Snake Eyes later returns to the dojo and steals the Jewel of the Sun, delivering it to Kenta and the Baroness. Upon learning that Augustine is a Cobra agent, Snake Eyes realizes the consequences of his bloodlust and spares him. He goes back to warn the Arashikage Clan of Kenta's attack, and assists them in fighting off Kenta's men. Kenta manages to escape, but Snake Eyes traps him in the anaconda pit, allowing the snakes to devour Kenta. The clan judges Snake Eyes to be pure of heart for abandoning his desire for revenge and welcomes him back. Tommy, who has broken his promise to never use the jewel, is determined no longer fit to lead, and leaves the clan, vowing to kill Snake Eyes should they ever meet again. Snake Eyes is approached by G.I. Joe member Scarlett, an ally of the clan, who offers him to become a Joe, after explaining that his father was a G.I. Joe agent as well. Snake Eyes begins a mission to find Tommy and bring him back to the Arashikage Clan. He dons a black outfit and helmet given to him by Akiko before leaving.

==Video games==
- Snake Eyes is one of the featured characters in the 1985 computer game G.I. Joe: A Real American Hero.
- Snake Eyes appears, in his "V3" uniform, as a playable character in the 1991 G.I. Joe video game for the NES. His special abilities include jumping faster and higher than the other characters, and he can use his sword as a projectile weapon that does not use up any ammo.
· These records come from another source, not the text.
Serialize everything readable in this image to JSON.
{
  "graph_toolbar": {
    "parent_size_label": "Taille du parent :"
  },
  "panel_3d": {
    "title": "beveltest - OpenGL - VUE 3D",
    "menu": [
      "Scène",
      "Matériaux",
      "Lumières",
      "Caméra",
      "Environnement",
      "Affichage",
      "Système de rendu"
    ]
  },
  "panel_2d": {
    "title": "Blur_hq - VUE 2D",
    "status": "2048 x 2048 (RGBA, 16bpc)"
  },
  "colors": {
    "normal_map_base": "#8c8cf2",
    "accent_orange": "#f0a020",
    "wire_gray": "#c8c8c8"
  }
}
He can be selected for any of the missions from the start, and is actually the team leader for the game's third mission set in New York.
- Snake Eyes appears, in his "V4" uniform, as a playable character in the 1992 G.I. Joe: The Atlantis Factor video game for the NES. He can be selected for missions after he is found, which is not until late in the game after completing Area E.
- Snake Eyes is featured as a playable character in the 1992 arcade game G.I. Joe.
- Snake Eyes is featured as a playable character in the 2009 video game G.I. Joe: The Rise of Cobra.
- Snake Eyes is featured as a purchasable cosmetic outfit in the game Fortnite: Battle Royale.
- Snake Eyes is featured as a playable character in the 2020 video game G.I. Joe: Operation Blackout.
- Snake Eyes is featured as a crossover character in the video game Brawlhalla, alongside Storm Shadow.
- Snake Eyes is featured as a purchasable cosmetic outfit in the game Overwatch 2.

==Reception==
Snake Eyes is one of the most popular and recognizable G.I. Joe characters. In 1986, G.I. Joe creator Larry Hama called him the most successful character he ever created, believing this is because his mysterious appearance and persona means "he becomes a universal blank slate for projection of fantasy for anybody."

In 2008, TechCrunch used the question "Could he/she beat Snake Eyes?" while evaluating the top video game ninja characters. In 2010, Topless Robot ranked Snake Eyes as the first on the list of The 10 Coolest G.I. Joe Ninjas, calling him "the most popular member of the team". UGO.com included him on the lists of TV's Worst Speakers (in 2010), and the Best Silent Killers of Movies and TV (in 2011). In 2013, IGN ranked Snake Eyes as the best G.I. Joe on the list of The Top 10 Joes and Cobras, also stating he is like the "Wolverine of G.I. Joe, except he knows when to shut up."